By Day 3, your breasts begin making transitional milk. Compared with colostrum, transitional milk is lower in protein and immunoglobulins, and higher in calories, fat, and lactose.
Initially, your milk volume increases regardless of whether or not you are nursing. By Day 3 or 4, your breasts produce around 300 to 400 ml per day. By Day 5, most breasts produce about 500 to 800 ml per day of milk. However, while milk production increases, the amount actually secreted by your breasts varies widely based on several factors. Your stress and pain from nursing can actually decrease your overall milk supply and create postpartum depression.

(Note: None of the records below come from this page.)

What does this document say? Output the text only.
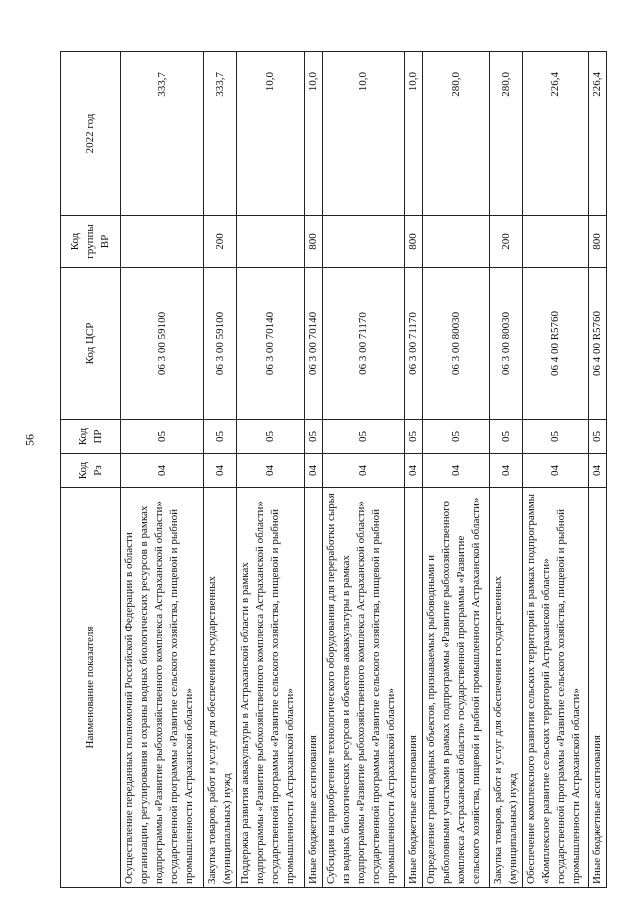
56
Наименование показателя	Код Рз	Код ПР	Код ЦСР	Код группы ВР	2022 год
Осуществление переданных полномочий Российской Федерации в области организации, регулирования и охраны водных биологических ресурсов в рамках подпрограммы «Развитие рыбохозяйственного комплекса Астраханской области» государственной программы «Развитие сельского хозяйства, пищевой и рыбной промышленности Астраханской области»	04	05	06 3 00 59100		333,7
Закупка товаров, работ и услуг для обеспечения государственных (муниципальных) нужд	04	05	06 3 00 59100	200	333,7
Поддержка развития аквакультуры в Астраханской области в рамках подпрограммы «Развитие рыбохозяйственного комплекса Астраханской области» государственной программы «Развитие сельского хозяйства, пищевой и рыбной промышленности Астраханской области»	04	05	06 3 00 70140		10,0
Иные бюджетные ассигнования	04	05	06 3 00 70140	800	10,0
Субсидия на приобретение технологического оборудования для переработки сырья из водных биологических ресурсов и объектов аквакультуры в рамках подпрограммы «Развитие рыбохозяйственного комплекса Астраханской области» государственной программы «Развитие сельского хозяйства, пищевой и рыбной промышленности Астраханской области»	04	05	06 3 00 71170		10,0
Иные бюджетные ассигнования	04	05	06 3 00 71170	800	10,0
Определение границ водных объектов, признаваемых рыбоводными и рыболовными участками в рамках подпрограммы «Развитие рыбохозяйственного комплекса Астраханской области» государственной программы «Развитие сельского хозяйства, пищевой и рыбной промышленности Астраханской области»	04	05	06 3 00 80030		280,0
Закупка товаров, работ и услуг для обеспечения государственных (муниципальных) нужд	04	05	06 3 00 80030	200	280,0
Обеспечение комплексного развития сельских территорий в рамках подпрограммы «Комплексное развитие сельских территорий Астраханской области» государственной программы «Развитие сельского хозяйства, пищевой и рыбной промышленности Астраханской области»	04	05	06 4 00 R5760		226,4
Иные бюджетные ассигнования	04	05	06 4 00 R5760	800	226,4
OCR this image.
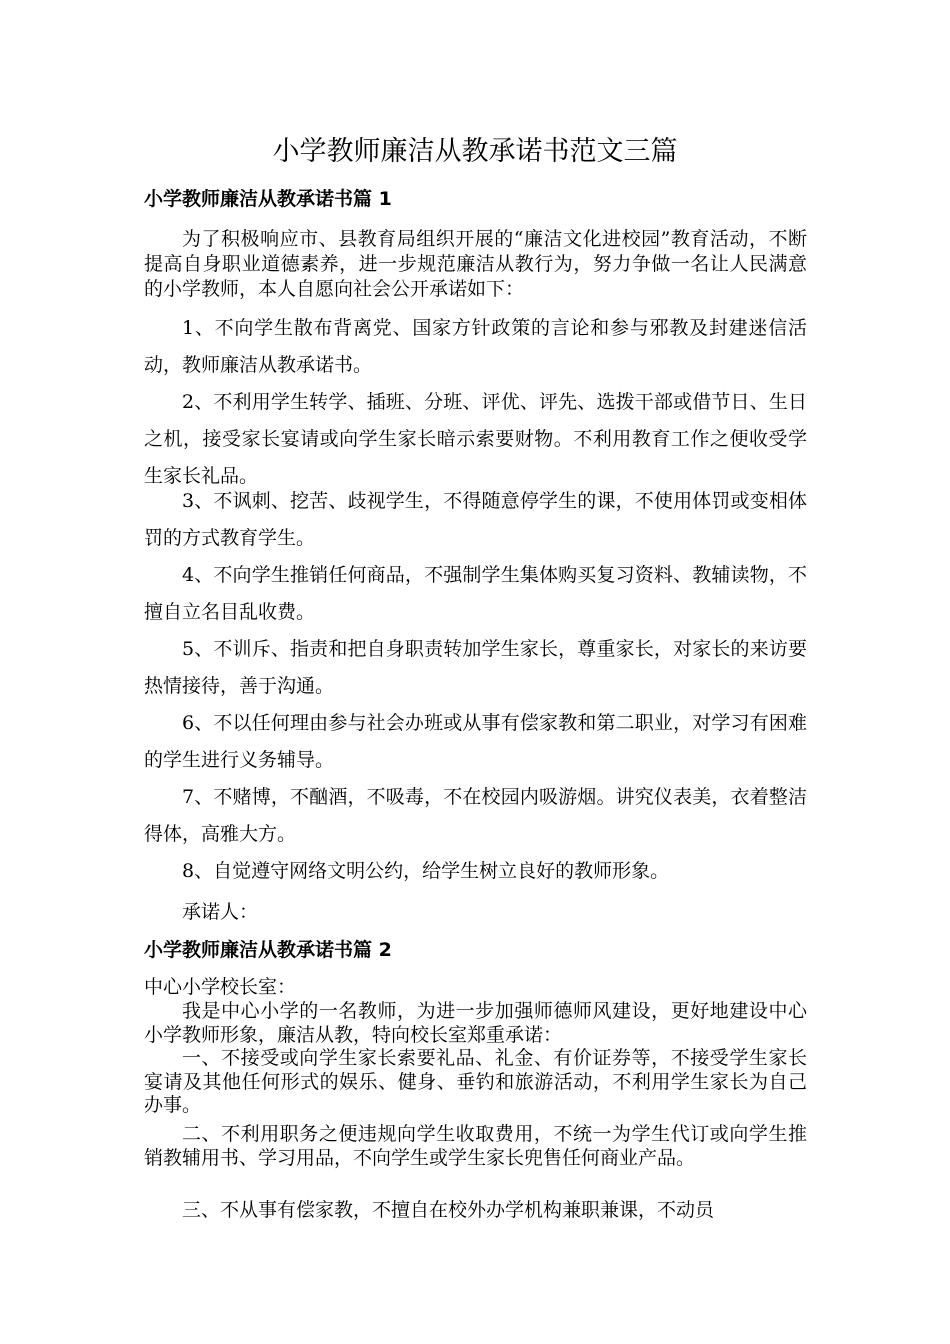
小学教师廉洁从教承诺书范文三篇
小学教师廉洁从教承诺书篇 1
为了积极响应市、县教育局组织开展的“廉洁文化进校园”教育活动，不断提高自身职业道德素养，进一步规范廉洁从教行为，努力争做一名让人民满意的小学教师，本人自愿向社会公开承诺如下：
1、不向学生散布背离党、国家方针政策的言论和参与邪教及封建迷信活动，教师廉洁从教承诺书。
2、不利用学生转学、插班、分班、评优、评先、选拨干部或借节日、生日之机，接受家长宴请或向学生家长暗示索要财物。不利用教育工作之便收受学生家长礼品。
3、不讽刺、挖苦、歧视学生，不得随意停学生的课，不使用体罚或变相体罚的方式教育学生。
4、不向学生推销任何商品，不强制学生集体购买复习资料、教辅读物，不擅自立名目乱收费。
5、不训斥、指责和把自身职责转加学生家长，尊重家长，对家长的来访要热情接待，善于沟通。
6、不以任何理由参与社会办班或从事有偿家教和第二职业，对学习有困难的学生进行义务辅导。
7、不赌博，不酗酒，不吸毒，不在校园内吸游烟。讲究仪表美，衣着整洁得体，高雅大方。
8、自觉遵守网络文明公约，给学生树立良好的教师形象。
承诺人：
小学教师廉洁从教承诺书篇 2
中心小学校长室：
我是中心小学的一名教师，为进一步加强师德师风建设，更好地建设中心小学教师形象，廉洁从教，特向校长室郑重承诺：
一、不接受或向学生家长索要礼品、礼金、有价证券等，不接受学生家长宴请及其他任何形式的娱乐、健身、垂钓和旅游活动，不利用学生家长为自己办事。
二、不利用职务之便违规向学生收取费用，不统一为学生代订或向学生推销教辅用书、学习用品，不向学生或学生家长兜售任何商业产品。
三、不从事有偿家教，不擅自在校外办学机构兼职兼课，不动员
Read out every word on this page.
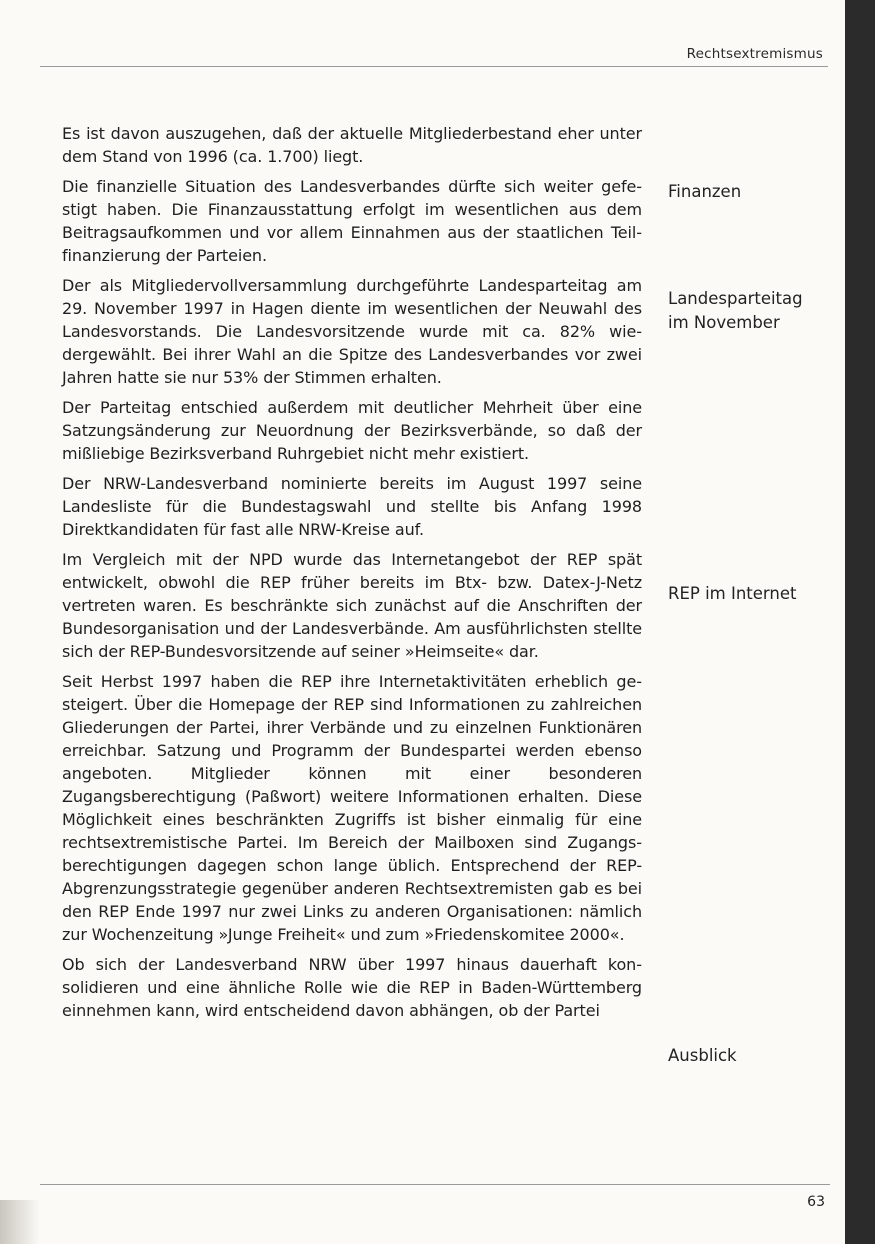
Rechtsextremismus

Es ist davon auszugehen, daß der aktuelle Mitgliederbestand eher unter dem Stand von 1996 (ca. 1.700) liegt.

Die finanzielle Situation des Landesverbandes dürfte sich weiter gefestigt haben. Die Finanzausstattung erfolgt im wesentlichen aus dem Beitragsaufkommen und vor allem Einnahmen aus der staatlichen Teilfinanzierung der Parteien.

Der als Mitgliedervollversammlung durchgeführte Landesparteitag am 29. November 1997 in Hagen diente im wesentlichen der Neuwahl des Landesvorstands. Die Landesvorsitzende wurde mit ca. 82% wiedergewählt. Bei ihrer Wahl an die Spitze des Landesverbandes vor zwei Jahren hatte sie nur 53% der Stimmen erhalten.

Der Parteitag entschied außerdem mit deutlicher Mehrheit über eine Satzungsänderung zur Neuordnung der Bezirksverbände, so daß der mißliebige Bezirksverband Ruhrgebiet nicht mehr existiert.

Der NRW-Landesverband nominierte bereits im August 1997 seine Landesliste für die Bundestagswahl und stellte bis Anfang 1998 Direktkandidaten für fast alle NRW-Kreise auf.

Im Vergleich mit der NPD wurde das Internetangebot der REP spät entwickelt, obwohl die REP früher bereits im Btx- bzw. Datex-J-Netz vertreten waren. Es beschränkte sich zunächst auf die Anschriften der Bundesorganisation und der Landesverbände. Am ausführlichsten stellte sich der REP-Bundesvorsitzende auf seiner »Heimseite« dar.

Seit Herbst 1997 haben die REP ihre Internetaktivitäten erheblich gesteigert. Über die Homepage der REP sind Informationen zu zahlreichen Gliederungen der Partei, ihrer Verbände und zu einzelnen Funktionären erreichbar. Satzung und Programm der Bundespartei werden ebenso angeboten. Mitglieder können mit einer besonderen Zugangsberechtigung (Paßwort) weitere Informationen erhalten. Diese Möglichkeit eines beschränkten Zugriffs ist bisher einmalig für eine rechtsextremistische Partei. Im Bereich der Mailboxen sind Zugangsberechtigungen dagegen schon lange üblich. Entsprechend der REP-Abgrenzungsstrategie gegenüber anderen Rechtsextremisten gab es bei den REP Ende 1997 nur zwei Links zu anderen Organisationen: nämlich zur Wochenzeitung »Junge Freiheit« und zum »Friedenskomitee 2000«.

Ob sich der Landesverband NRW über 1997 hinaus dauerhaft konsolidieren und eine ähnliche Rolle wie die REP in Baden-Württemberg einnehmen kann, wird entscheidend davon abhängen, ob der Partei

Finanzen
Landesparteitag
im November
REP im Internet
Ausblick
63
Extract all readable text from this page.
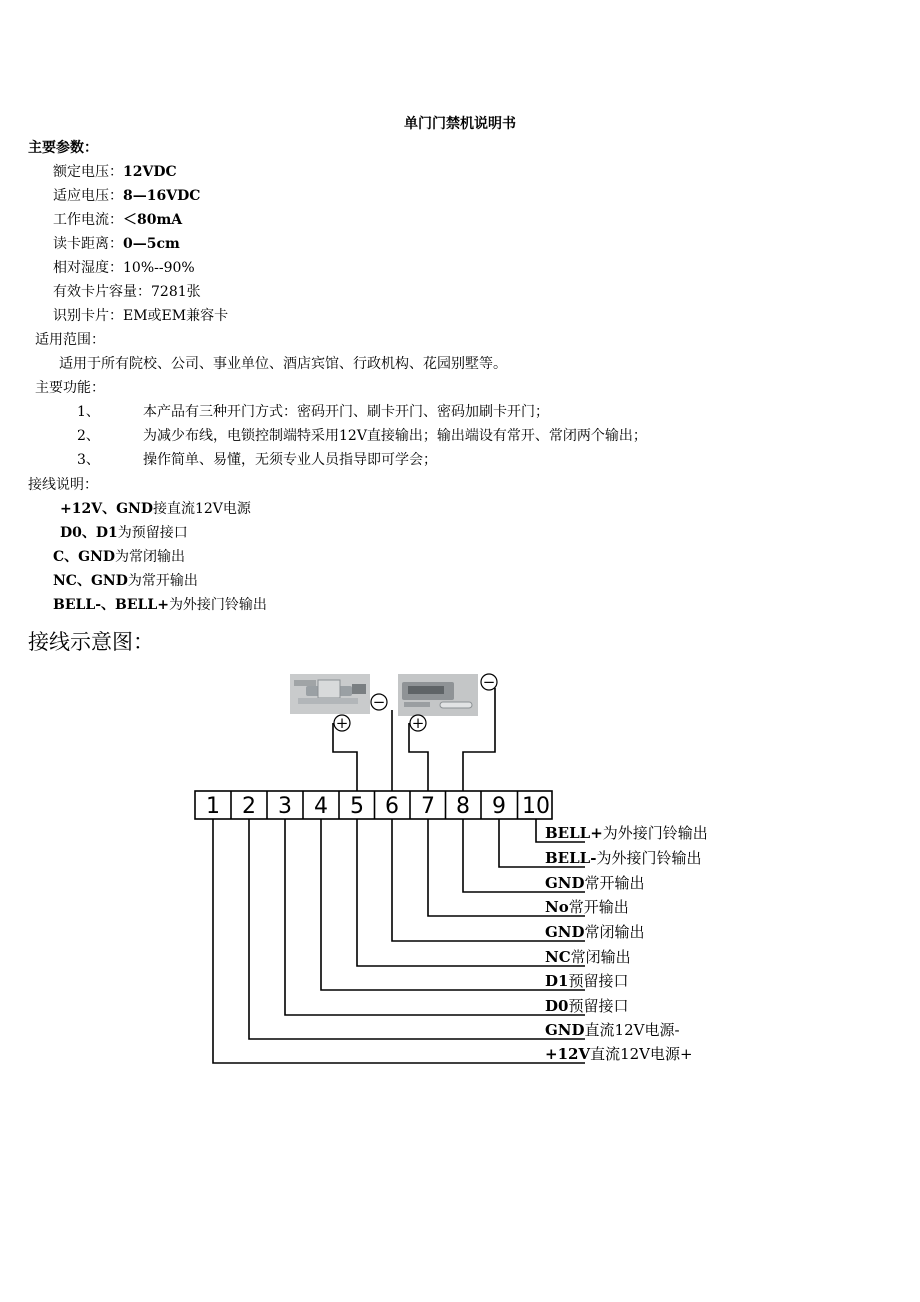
单门门禁机说明书
主要参数：
额定电压：12VDC
适应电压：8—16VDC
工作电流：＜80mA
读卡距离：0—5cm
相对湿度：10%--90%
有效卡片容量：7281张
识别卡片：EM或EM兼容卡
适用范围：
适用于所有院校、公司、事业单位、酒店宾馆、行政机构、花园别墅等。
主要功能：
1、	本产品有三种开门方式：密码开门、刷卡开门、密码加刷卡开门；
2、	为减少布线，电锁控制端特采用12V直接输出；输出端设有常开、常闭两个输出；
3、	操作简单、易懂，无须专业人员指导即可学会；
接线说明：
+12V、GND接直流12V电源
D0、D1为预留接口
C、GND为常闭输出
NC、GND为常开输出
BELL-、BELL+为外接门铃输出
接线示意图：
+
−
+
−
1 2 3 4 5 6 7 8 9 10
BELL+为外接门铃输出
BELL-为外接门铃输出
GND常开输出
No常开输出
GND常闭输出
NC常闭输出
D1预留接口
D0预留接口
GND直流12V电源-
+12V直流12V电源+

By Day 10 to 14, your breasts produce mature breast milk. Breast milk is often described as foremilk and hindmilk, but this delineation is misleading. Breasts only make one type of milk, but the fatty component sticks to the walls of the alveoli, while the liquid component travels down the ducts and mixes with any leftover milk from the previous feeding. When your baby begins a feeding, he first encounters the watery foremilk, which has a higher concentration of lactose and less fat. As he continues to nurse, the letdown reflex is triggered, and the fattier hindmilk is squeezed out of your breasts.
Therefore, the composition and amount of milk your baby gets from your breast depends on the how much milk you produce, how long your baby nurses on each breast, and how long you wait between feedings. For example, if you produce a large amount of milk, your baby may fill up foremilk before getting to the hindmilk. This can result in increased gas, colic, and lower weight gain.